After MIT published its Research Brief, the press was quick to pounce, with brutal, indignation-laden headlines:
Ordinarily, this story would end here, with little additional fanfare. Stephen Zoepf isn’t the first university researcher to make an error in publishing preliminary sponsored research findings, and to his credit, Zoepf promptly issued a retraction, if not an apology, after being advised of his mistake.
But this story shouldn’t end here as it provides a useful parable on the powerful forces that promote the creation and viral dissemination of inaccurate information, aka fake news. The insidious dynamics behind this saga need to be told in three parts.
The mistake in the MIT Research Brief can be traced to how MIT researchers improperly interpreted responses from 1,121 Uber and Lyft drivers surveyed in January, 2017. In explaining his faux pas, the MIT team lead benignly states, “I can see how the question on revenue might have been interpreted differently by respondents.” But when over 1,000 respondents interpret a survey question one way, and an experienced MIT research team sees the survey responses in an entirely different light, there has to be a reason.
It’s fair to assume that Uber and Lyft respondents answered the critical survey question driving MIT’s analysis of driver earnings as it was originally posed:“How much money do you make in the average month? Combine the income from all your on-demand activities.”

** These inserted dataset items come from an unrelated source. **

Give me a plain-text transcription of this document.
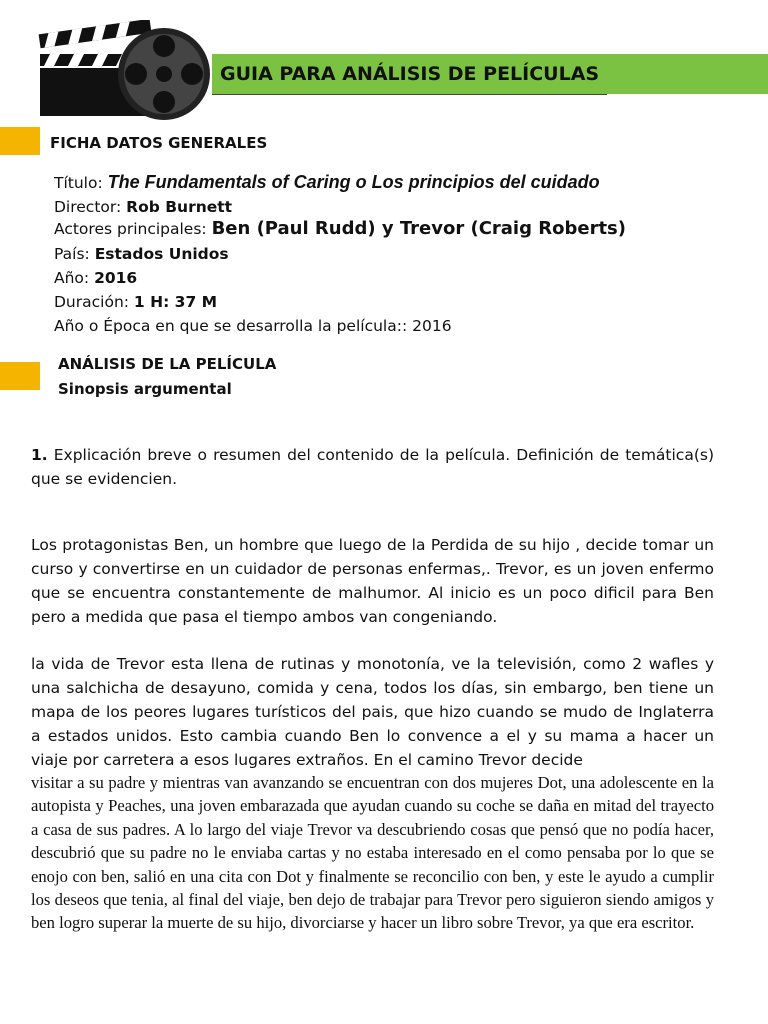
GUIA PARA ANÁLISIS DE PELÍCULAS
FICHA DATOS GENERALES
Título: The Fundamentals of Caring o Los principios del cuidado
Director: Rob Burnett
Actores principales: Ben (Paul Rudd) y Trevor (Craig Roberts)
País: Estados Unidos
Año: 2016
Duración: 1 H: 37 M
Año o Época en que se desarrolla la película:: 2016
ANÁLISIS DE LA PELÍCULA
Sinopsis argumental
1. Explicación breve o resumen del contenido de la película. Definición de temática(s) que se evidencien.
Los protagonistas Ben, un hombre que luego de la Perdida de su hijo , decide tomar un curso y convertirse en un cuidador de personas enfermas,. Trevor, es un joven enfermo que se encuentra constantemente de malhumor. Al inicio es un poco dificil para Ben pero a medida que pasa el tiempo ambos van congeniando.
la vida de Trevor esta llena de rutinas y monotonía, ve la televisión, como 2 wafles y una salchicha de desayuno, comida y cena, todos los días, sin embargo, ben tiene un mapa de los peores lugares turísticos del pais, que hizo cuando se mudo de Inglaterra a estados unidos. Esto cambia cuando Ben lo convence a el y su mama a hacer un viaje por carretera a esos lugares extraños. En el camino Trevor decide
visitar a su padre y mientras van avanzando se encuentran con dos mujeres Dot, una adolescente en la autopista y Peaches, una joven embarazada que ayudan cuando su coche se daña en mitad del trayecto a casa de sus padres. A lo largo del viaje Trevor va descubriendo cosas que pensó que no podía hacer, descubrió que su padre no le enviaba cartas y no estaba interesado en el como pensaba por lo que se enojo con ben, salió en una cita con Dot y finalmente se reconcilio con ben, y este le ayudo a cumplir los deseos que tenia, al final del viaje, ben dejo de trabajar para Trevor pero siguieron siendo amigos y ben logro superar la muerte de su hijo, divorciarse y hacer un libro sobre Trevor, ya que era escritor.
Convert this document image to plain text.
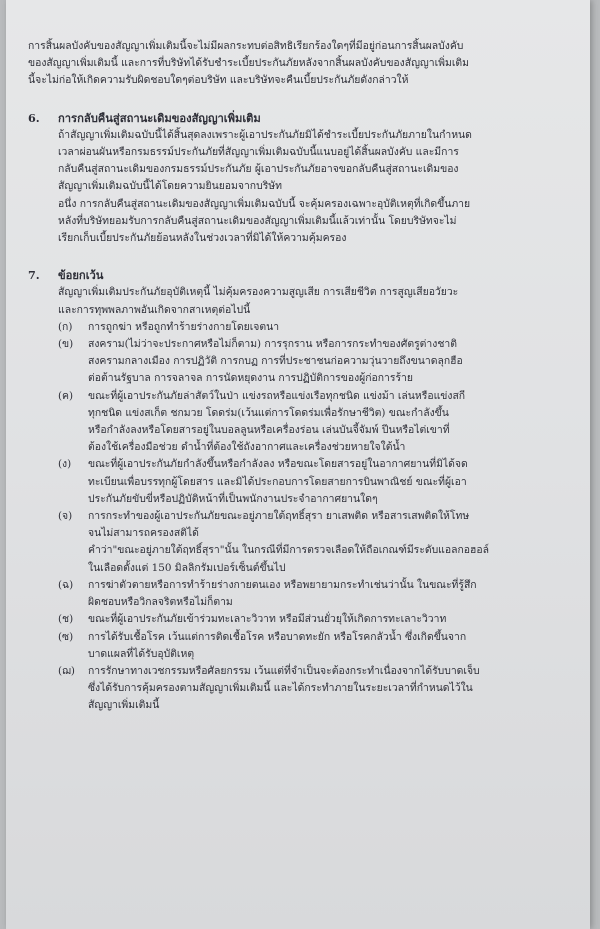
การสิ้นผลบังคับของสัญญาเพิ่มเติมนี้จะไม่มีผลกระทบต่อสิทธิเรียกร้องใดๆที่มีอยู่ก่อนการสิ้นผลบังคับ
ของสัญญาเพิ่มเติมนี้ และการที่บริษัทได้รับชำระเบี้ยประกันภัยหลังจากสิ้นผลบังคับของสัญญาเพิ่มเติม
นี้จะไม่ก่อให้เกิดความรับผิดชอบใดๆต่อบริษัท และบริษัทจะคืนเบี้ยประกันภัยดังกล่าวให้
6. การกลับคืนสู่สถานะเดิมของสัญญาเพิ่มเติม
ถ้าสัญญาเพิ่มเติมฉบับนี้ได้สิ้นสุดลงเพราะผู้เอาประกันภัยมิได้ชำระเบี้ยประกันภัยภายในกำหนด
เวลาผ่อนผันหรือกรมธรรม์ประกันภัยที่สัญญาเพิ่มเติมฉบับนี้แนบอยู่ได้สิ้นผลบังคับ และมีการ
กลับคืนสู่สถานะเดิมของกรมธรรม์ประกันภัย ผู้เอาประกันภัยอาจขอกลับคืนสู่สถานะเดิมของ
สัญญาเพิ่มเติมฉบับนี้ได้โดยความยินยอมจากบริษัท
อนึ่ง การกลับคืนสู่สถานะเดิมของสัญญาเพิ่มเติมฉบับนี้ จะคุ้มครองเฉพาะอุบัติเหตุที่เกิดขึ้นภาย
หลังที่บริษัทยอมรับการกลับคืนสู่สถานะเดิมของสัญญาเพิ่มเติมนี้แล้วเท่านั้น โดยบริษัทจะไม่
เรียกเก็บเบี้ยประกันภัยย้อนหลังในช่วงเวลาที่มิได้ให้ความคุ้มครอง
7. ข้อยกเว้น
สัญญาเพิ่มเติมประกันภัยอุบัติเหตุนี้ ไม่คุ้มครองความสูญเสีย การเสียชีวิต การสูญเสียอวัยวะ
และการทุพพลภาพอันเกิดจากสาเหตุต่อไปนี้
(ก)	การถูกฆ่า หรือถูกทำร้ายร่างกายโดยเจตนา
(ข)	สงคราม(ไม่ว่าจะประกาศหรือไม่ก็ตาม) การรุกราน หรือการกระทำของศัตรูต่างชาติ
สงครามกลางเมือง การปฏิวัติ การกบฏ การที่ประชาชนก่อความวุ่นวายถึงขนาดลุกฮือ
ต่อต้านรัฐบาล การจลาจล การนัดหยุดงาน การปฏิบัติการของผู้ก่อการร้าย
(ค)	ขณะที่ผู้เอาประกันภัยล่าสัตว์ในป่า แข่งรถหรือแข่งเรือทุกชนิด แข่งม้า เล่นหรือแข่งสกี
ทุกชนิด แข่งสเก็ต ชกมวย โดดร่ม(เว้นแต่การโดดร่มเพื่อรักษาชีวิต) ขณะกำลังขึ้น
หรือกำลังลงหรือโดยสารอยู่ในบอลลูนหรือเครื่องร่อน เล่นบันจี้จัมพ์ ปีนหรือไต่เขาที่
ต้องใช้เครื่องมือช่วย ดำน้ำที่ต้องใช้ถังอากาศและเครื่องช่วยหายใจใต้น้ำ
(ง)	ขณะที่ผู้เอาประกันภัยกำลังขึ้นหรือกำลังลง หรือขณะโดยสารอยู่ในอากาศยานที่มิได้จด
ทะเบียนเพื่อบรรทุกผู้โดยสาร และมิได้ประกอบการโดยสายการบินพาณิชย์ ขณะที่ผู้เอา
ประกันภัยขับขี่หรือปฏิบัติหน้าที่เป็นพนักงานประจำอากาศยานใดๆ
(จ)	การกระทำของผู้เอาประกันภัยขณะอยู่ภายใต้ฤทธิ์สุรา ยาเสพติด หรือสารเสพติดให้โทษ
จนไม่สามารถครองสติได้
คำว่า"ขณะอยู่ภายใต้ฤทธิ์สุรา"นั้น ในกรณีที่มีการตรวจเลือดให้ถือเกณฑ์มีระดับแอลกอฮอล์
ในเลือดตั้งแต่ 150 มิลลิกรัมเปอร์เซ็นต์ขึ้นไป
(ฉ)	การฆ่าตัวตายหรือการทำร้ายร่างกายตนเอง หรือพยายามกระทำเช่นว่านั้น ในขณะที่รู้สึก
ผิดชอบหรือวิกลจริตหรือไม่ก็ตาม
(ช)	ขณะที่ผู้เอาประกันภัยเข้าร่วมทะเลาะวิวาท หรือมีส่วนยั่วยุให้เกิดการทะเลาะวิวาท
(ซ)	การได้รับเชื้อโรค เว้นแต่การติดเชื้อโรค หรือบาดทะยัก หรือโรคกลัวน้ำ ซึ่งเกิดขึ้นจาก
บาดแผลที่ได้รับอุบัติเหตุ
(ฌ)	การรักษาทางเวชกรรมหรือศัลยกรรม เว้นแต่ที่จำเป็นจะต้องกระทำเนื่องจากได้รับบาดเจ็บ
ซึ่งได้รับการคุ้มครองตามสัญญาเพิ่มเติมนี้ และได้กระทำภายในระยะเวลาที่กำหนดไว้ใน
สัญญาเพิ่มเติมนี้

But the MIT study team inexplicably changed the wording and hence the meaning of this key survey question in their analysis. In their full study report, the MIT researchers state: “Responses to Question 14 ‘How much money do you make in the average month?’ determined monthly revenue for each driver.” By dropping the second part of Question 14, clarifying its reference to only earnings from on-demand activities, the MIT researchers erroneously were led to reduce driver earnings for the 83% of respondents who reported having other sources of income. As a result, MIT’s calculations of gross and net driver earnings were understated by more than a factor of two.
In response to my email to the lead study author, which mirrored Uber’s critique of MIT's study methodology, Stephen Zoepf told me “I’m re-running the analysis this weekend using Uber’s more optimistic assumptions.” But I don’t see this as a case of being more or less optimistic, but simply being accurate, consistent and applying common sense in conducting research to high academic standards.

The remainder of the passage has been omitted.